The convent was abandoned by the friars when they left to proclaim the good news in Canada and in 1802 it became a hospice for the incurably ill.
In 1862, it became the St. Martin military hospital and then in 1913, the Jean Antoine de Villemin hospital.
In 1980, it was home to a unit of the Paris-Villemin architectural school.
Between 1990 and 1996, the artists’ squat known as ‘Les anges des Récollets’ added a new dimension to the Récollets site. The artists were supported by an Association and residents group representing the 10th arrondissement, and already began promoting the relationship between art and science.

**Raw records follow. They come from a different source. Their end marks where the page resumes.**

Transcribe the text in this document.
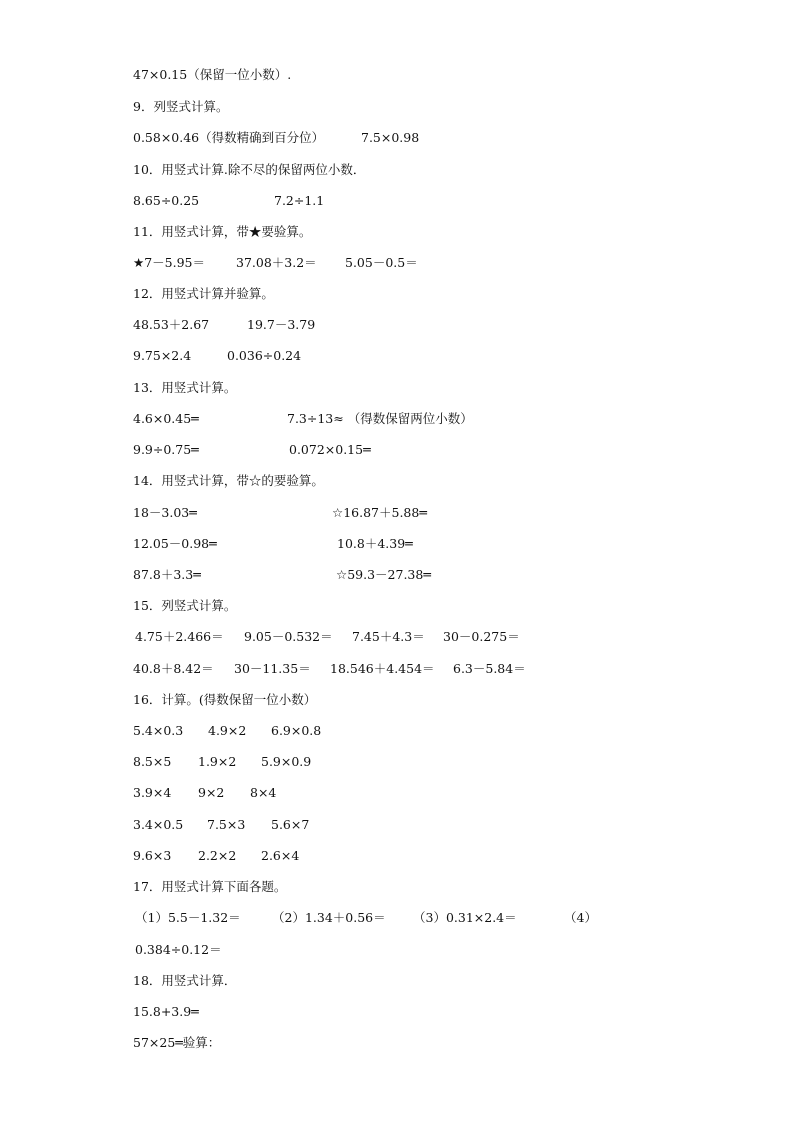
47×0.15（保留一位小数）.
9．列竖式计算。
0.58×0.46（得数精确到百分位）	7.5×0.98
10．用竖式计算.除不尽的保留两位小数．
8.65÷0.25	7.2÷1.1
11．用竖式计算，带★要验算。
★7－5.95＝ 37.08＋3.2＝ 5.05－0.5＝
12．用竖式计算并验算。
48.53＋2.67	19.7－3.79
9.75×2.4	0.036÷0.24
13．用竖式计算。
4.6×0.45═	7.3÷13≈ （得数保留两位小数）
9.9÷0.75═	0.072×0.15═
14．用竖式计算，带☆的要验算。
18－3.03═	☆16.87＋5.88═
12.05－0.98═	10.8＋4.39═
87.8＋3.3═	☆59.3－27.38═
15．列竖式计算。
4.75＋2.466＝ 9.05－0.532＝ 7.45＋4.3＝ 30－0.275＝
40.8＋8.42＝ 30－11.35＝ 18.546＋4.454＝ 6.3－5.84＝
16．计算。(得数保留一位小数）
5.4×0.3 4.9×2 6.9×0.8
8.5×5 1.9×2 5.9×0.9
3.9×4 9×2 8×4
3.4×0.5 7.5×3 5.6×7
9.6×3 2.2×2 2.6×4
17．用竖式计算下面各题。
（1）5.5－1.32＝	（2）1.34＋0.56＝ （3）0.31×2.4＝	（4）
0.384÷0.12＝
18．用竖式计算．
15.8+3.9═
57×25═验算：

A fire put an end to their residency and the Ministry for infrastructures and amenities launched a call for projects for the future destiny of the building.
Thus an edifice that had been disfigured by the imperatives of the local town planning project, the Gare de l’Est development, and the ravages of two world wars passed into the hand of RIVP under the terms of a long-term lease in March 2001.
A plan to create a culturally-oriented international residence scooped the tender over the other, purely commercial, proposals.
The chosen plan was more in keeping with the needs of local associations mobilized for the purpose of safeguarding the building and its function. It thus helped rescue from the threat of destruction a piece of heritage that had been painstakingly saved by architect Frédéric Vincendon working for the Reichen et Robert firm of architects. The residency project was supplemented by cultural space redevelopment plans to open links between the site and the 10th arrondissement district.
These spaces were entrusted to the Ile de France Order of Architects Council, who, backed by the support of the Maison de l’architecture association, was able to inject new life into the former Récollets chapel.
The Récollets international reception and exchange centre opened its doors in July 2003, and still proudly bears the traces of the passing centuries.